Unsafe Engineering - Use of NPT Ports in Critical Aircraft Systems

Axial Crack in NPT Port - Aircraft Fuel Pump

"Extreme care shall be taken when tightening pipe fittings. Overtightening causes distortion, cracking, and leaks." Dept. of Army TM-1-1500-204-23-2 Technical Manual, Aviation Maintenance

NPT Advantages:
  • Cheap
NPT Disadvantages:
  • Cracked Ports
  • Leaking Connections
  • Not Suitable for Make-and-Break Applications
  • System contamination due to requirement to use "pipe dope"
  • Inadequate or incorrect tightening process in maintenance manuals
  • Difficult to specify a tightening process (operator feel is sometimes required, especially on make-and-break connections that have seen multiple assemblies).
  • FAA's improper insistence on using a torque value for tightening rather than the design method included in the NPT specification.
I'll throw another one into the pile - poor quality threads. Even in the AN series of fittings the threads quality varies to the point that many will not pass inspection.

The responsibility for NPT connection failure should rest on the shoulders of engineering for specifying such an inferior system rather than the mechanic trying to make it work. "Lipstick on a Pig" When a NPT failure occurs on a critical aircraft system, the first question that should be asked is why was NPT specified?

Pipe Dope Contamination of Aircraft Fuel System

 The real problem goes back to engineering, best stated by the United Kingdom Air Accidents Investigative Branch: "The use of any kind of jointing compound at any fuel line connection is fundementally unwise." SAFETY RECOMMENDATION - 2004-010 

Pipe Tape Contamination of Aircraft Instrument System

NPT Spiral Leak Path
Leakage path through threads shown at red points. No matter how tight you make NPT threads, a leakage path still exists. It is the function of the jointing compound  to block the path between the crest of the male and female thread.

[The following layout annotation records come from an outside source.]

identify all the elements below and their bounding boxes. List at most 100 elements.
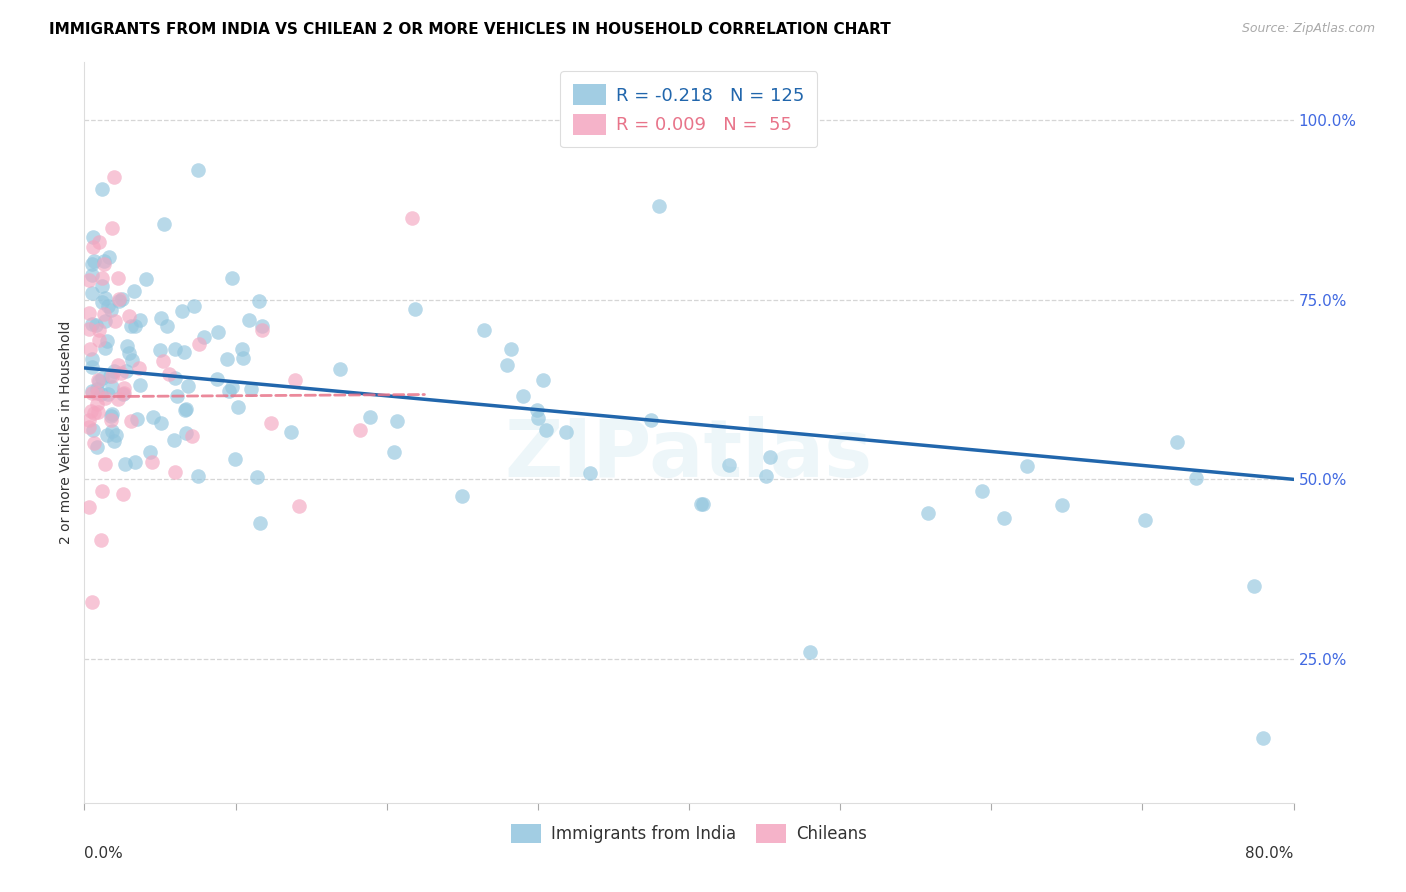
Point bbox=[247, 294, 270, 309]
Point bbox=[173, 344, 195, 359]
Point bbox=[689, 497, 711, 511]
Point bbox=[83, 436, 105, 450]
Point bbox=[152, 354, 174, 368]
Point bbox=[82, 240, 104, 254]
Point bbox=[80, 386, 103, 401]
Point bbox=[177, 378, 200, 392]
Point bbox=[118, 309, 141, 323]
Text: Source: ZipAtlas.com: Source: ZipAtlas.com bbox=[1241, 22, 1375, 36]
Point bbox=[329, 362, 352, 376]
Point bbox=[115, 364, 138, 378]
Point bbox=[124, 319, 146, 334]
Point bbox=[101, 424, 124, 438]
Point bbox=[451, 489, 474, 503]
Point bbox=[90, 483, 112, 498]
Point bbox=[474, 323, 496, 337]
Point bbox=[128, 378, 150, 392]
Point bbox=[80, 285, 103, 300]
Point bbox=[98, 369, 121, 384]
Point bbox=[349, 423, 371, 437]
Point bbox=[152, 217, 174, 231]
Point bbox=[385, 414, 408, 428]
Point bbox=[97, 299, 120, 313]
Point bbox=[100, 409, 122, 424]
Point bbox=[103, 170, 125, 185]
Point bbox=[112, 381, 135, 395]
Point bbox=[84, 318, 107, 332]
Point bbox=[104, 314, 127, 328]
Point bbox=[120, 414, 142, 428]
Point bbox=[101, 380, 124, 394]
Point bbox=[82, 230, 104, 244]
Point bbox=[142, 409, 165, 424]
Point bbox=[174, 402, 197, 417]
Point bbox=[187, 336, 209, 351]
Text: 80.0%: 80.0% bbox=[1246, 846, 1294, 861]
Point bbox=[163, 342, 186, 356]
Point bbox=[232, 351, 254, 366]
Point bbox=[89, 235, 111, 249]
Point bbox=[755, 468, 778, 483]
Text: IMMIGRANTS FROM INDIA VS CHILEAN 2 OR MORE VEHICLES IN HOUSEHOLD CORRELATION CHA: IMMIGRANTS FROM INDIA VS CHILEAN 2 OR MO… bbox=[49, 22, 891, 37]
Point bbox=[128, 360, 150, 375]
Point bbox=[94, 457, 117, 471]
Point bbox=[108, 294, 131, 309]
Point bbox=[640, 413, 662, 427]
Point bbox=[90, 386, 112, 401]
Point bbox=[527, 411, 550, 425]
Point bbox=[221, 270, 243, 285]
Point bbox=[193, 330, 215, 344]
Point bbox=[82, 424, 104, 438]
Point bbox=[112, 487, 135, 501]
Point bbox=[288, 499, 311, 513]
Point bbox=[174, 426, 197, 441]
Point bbox=[80, 352, 103, 367]
Point bbox=[205, 372, 228, 386]
Legend: Immigrants from India, Chileans: Immigrants from India, Chileans bbox=[505, 817, 873, 850]
Point bbox=[101, 369, 124, 384]
Point bbox=[717, 458, 740, 473]
Point bbox=[141, 455, 163, 469]
Point bbox=[173, 403, 195, 417]
Point bbox=[1243, 579, 1265, 593]
Point bbox=[94, 391, 117, 405]
Point bbox=[404, 301, 426, 316]
Point bbox=[239, 383, 262, 397]
Point bbox=[382, 445, 405, 459]
Point bbox=[526, 403, 548, 417]
Point bbox=[100, 303, 122, 318]
Text: 0.0%: 0.0% bbox=[84, 846, 124, 861]
Point bbox=[100, 413, 122, 427]
Point bbox=[124, 284, 146, 298]
Point bbox=[238, 313, 260, 327]
Point bbox=[93, 307, 115, 321]
Point bbox=[80, 268, 103, 282]
Point bbox=[118, 346, 141, 360]
Point bbox=[359, 410, 381, 425]
Point bbox=[172, 304, 194, 318]
Point bbox=[124, 455, 146, 469]
Point bbox=[87, 373, 110, 387]
Point bbox=[135, 272, 157, 286]
Point bbox=[759, 450, 782, 464]
Point bbox=[80, 257, 103, 271]
Point bbox=[105, 427, 128, 442]
Point bbox=[187, 163, 209, 178]
Point bbox=[250, 322, 273, 336]
Point bbox=[499, 342, 522, 356]
Point bbox=[94, 341, 117, 355]
Point bbox=[87, 405, 110, 419]
Point bbox=[94, 313, 117, 327]
Point bbox=[77, 306, 100, 320]
Point bbox=[260, 417, 283, 431]
Point bbox=[90, 371, 112, 385]
Point bbox=[512, 389, 534, 403]
Point bbox=[79, 342, 101, 356]
Point bbox=[207, 325, 229, 339]
Point bbox=[83, 253, 105, 268]
Point bbox=[107, 292, 129, 306]
Point bbox=[970, 484, 993, 499]
Point bbox=[111, 387, 134, 401]
Point bbox=[91, 182, 114, 196]
Point bbox=[107, 392, 129, 406]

The use of NPT on thin walled ports is particularly evil as the risk of failure rises:
1. Thin wall ports are weaker and are easier to crack.
2. Thin wall ports strain more (expand from tightening) than thicker walled ports. This expansion reduces the amount of tightening torque required. Weaker port + less tightening force felt = higher risk of failure

At least the engineer can specify NPTF for better safety (quality control) -- but this is seldom done! Better yet is a straight threaded port.